When I was a child I took consolation from the fact that though we couldn’t say “over the river and through the woods to Grandfather’s house we go,” we did go over the hills and through a forest of wind turbines to visit Gong-Gong in Sacramento. Whatever else I lacked of the American ideal in my second-generation childhood, I did have a grandpa, and he was cool and generous and well-to-do. He gave us crisp $20 bills in red envelopes on every conceivable occasion, from Chinese New Year to Christmas to our birthdays to his birthday. Similarly, on Christmas and our birthdays and for special piano recitals, he paid for beautiful party dresses my mother took us to purchase at Macy’s or Nordstrom. When my parents decided we should have a baby grand piano instead of the old upright, he paid for that too. I spent all of my youth thinking of him as wealthy, and only learned very recently that he was in his 60s when he returned to the US in 1979, and built his medical practice from the ground up after that.

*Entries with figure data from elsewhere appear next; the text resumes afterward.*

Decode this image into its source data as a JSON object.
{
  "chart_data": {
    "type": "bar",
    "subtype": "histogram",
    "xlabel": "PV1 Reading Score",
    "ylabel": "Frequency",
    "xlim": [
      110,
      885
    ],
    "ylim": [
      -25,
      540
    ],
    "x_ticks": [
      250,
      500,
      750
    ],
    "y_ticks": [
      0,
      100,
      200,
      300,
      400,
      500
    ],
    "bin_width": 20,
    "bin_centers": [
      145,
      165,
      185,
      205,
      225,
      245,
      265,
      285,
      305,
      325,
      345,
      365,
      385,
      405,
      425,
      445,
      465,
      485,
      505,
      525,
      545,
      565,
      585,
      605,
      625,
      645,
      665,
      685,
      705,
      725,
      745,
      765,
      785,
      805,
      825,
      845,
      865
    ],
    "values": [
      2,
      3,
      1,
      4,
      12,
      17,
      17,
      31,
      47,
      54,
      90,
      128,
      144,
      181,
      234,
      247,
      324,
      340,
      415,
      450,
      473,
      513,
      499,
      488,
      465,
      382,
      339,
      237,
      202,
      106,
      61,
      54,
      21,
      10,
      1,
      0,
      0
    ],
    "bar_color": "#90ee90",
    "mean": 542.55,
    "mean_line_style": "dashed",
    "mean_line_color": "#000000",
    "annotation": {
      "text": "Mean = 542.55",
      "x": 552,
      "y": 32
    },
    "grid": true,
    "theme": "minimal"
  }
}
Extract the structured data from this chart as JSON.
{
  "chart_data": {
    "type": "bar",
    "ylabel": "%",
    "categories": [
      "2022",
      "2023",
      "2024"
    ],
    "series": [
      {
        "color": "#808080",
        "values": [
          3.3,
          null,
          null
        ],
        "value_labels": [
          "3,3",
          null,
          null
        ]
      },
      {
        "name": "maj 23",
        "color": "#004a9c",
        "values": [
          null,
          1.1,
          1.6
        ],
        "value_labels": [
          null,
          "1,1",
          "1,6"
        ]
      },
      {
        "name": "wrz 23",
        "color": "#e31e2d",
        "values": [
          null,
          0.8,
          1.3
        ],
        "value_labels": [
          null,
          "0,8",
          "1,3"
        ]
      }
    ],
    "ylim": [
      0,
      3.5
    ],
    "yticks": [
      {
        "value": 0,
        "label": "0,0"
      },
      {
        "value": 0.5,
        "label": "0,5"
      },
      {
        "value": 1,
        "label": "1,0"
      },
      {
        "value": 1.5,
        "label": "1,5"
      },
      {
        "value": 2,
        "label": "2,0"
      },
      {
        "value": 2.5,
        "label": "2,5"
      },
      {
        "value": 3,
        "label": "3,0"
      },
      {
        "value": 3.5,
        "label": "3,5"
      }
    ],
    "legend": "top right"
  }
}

Now Gong-Gong spends most of his time in a wheelchair in the Woodlands nursing home in Los Gatos, doped on Lexapro. His children would never have allowed him to be medicated, except that after Gong-Gong lashed out at a fellow resident in a bout of irritability, the nursing home managers decided he “posed a threat to himself and to others” and insisted that it was medication or expulsion. The fact that no one was hurt, and that the two parties involved forgot the incident and were agreeable again right after it happened, was of no import. Even before the Lexapro, it was clear Gong-Gong’s mind inhabited a hazy land between awareness and confusion. Most of the time he doesn’t follow what’s going on, but I know all the pieces are still there — he just can’t put them all together fast enough or consistently enough to function without help. He knows faces and names, but not together; but when I catch his eye, he still gives me the smile of someone who’s known me since before I was born. About a week ago my mother sent me an email saying she’d caught him sitting in his room staring at the wall, where she’d hung the pictures and cards I made. When she asked him what he was doing, he replied, “Lisa paints very well.”

I know the small guilt I feel for visiting him so infrequently pales in comparison to the torment my mother, aunt, and uncles must experience daily for not taking him into their homes the way Chinese tradition dictates. Instead, they spend hours with him every day; in the case of my mother, the only close-by child who is not employed, she spends nearly all her time there, tending to his needs, talking to him, and badgering the more careless nurses. For the past year or more, every time I’ve talked to her, she has repeated the same stories and musings about the people and things she encounters in the nursing home — Gong-Gong’s confinement there has become her life as well as his. What she and her siblings see there has them talking regularly about their own future, a future that will not be comforted by Gong-Gong’s ample savings or the filial devotion of his children. My parents’ old age holds only the dubious promises of bank accounts depleted by three daughters’ college educations, the sporadic attentions of these same children who feel distant even now in their twenties and thirties, and the solitary miseries of the neglected elderly.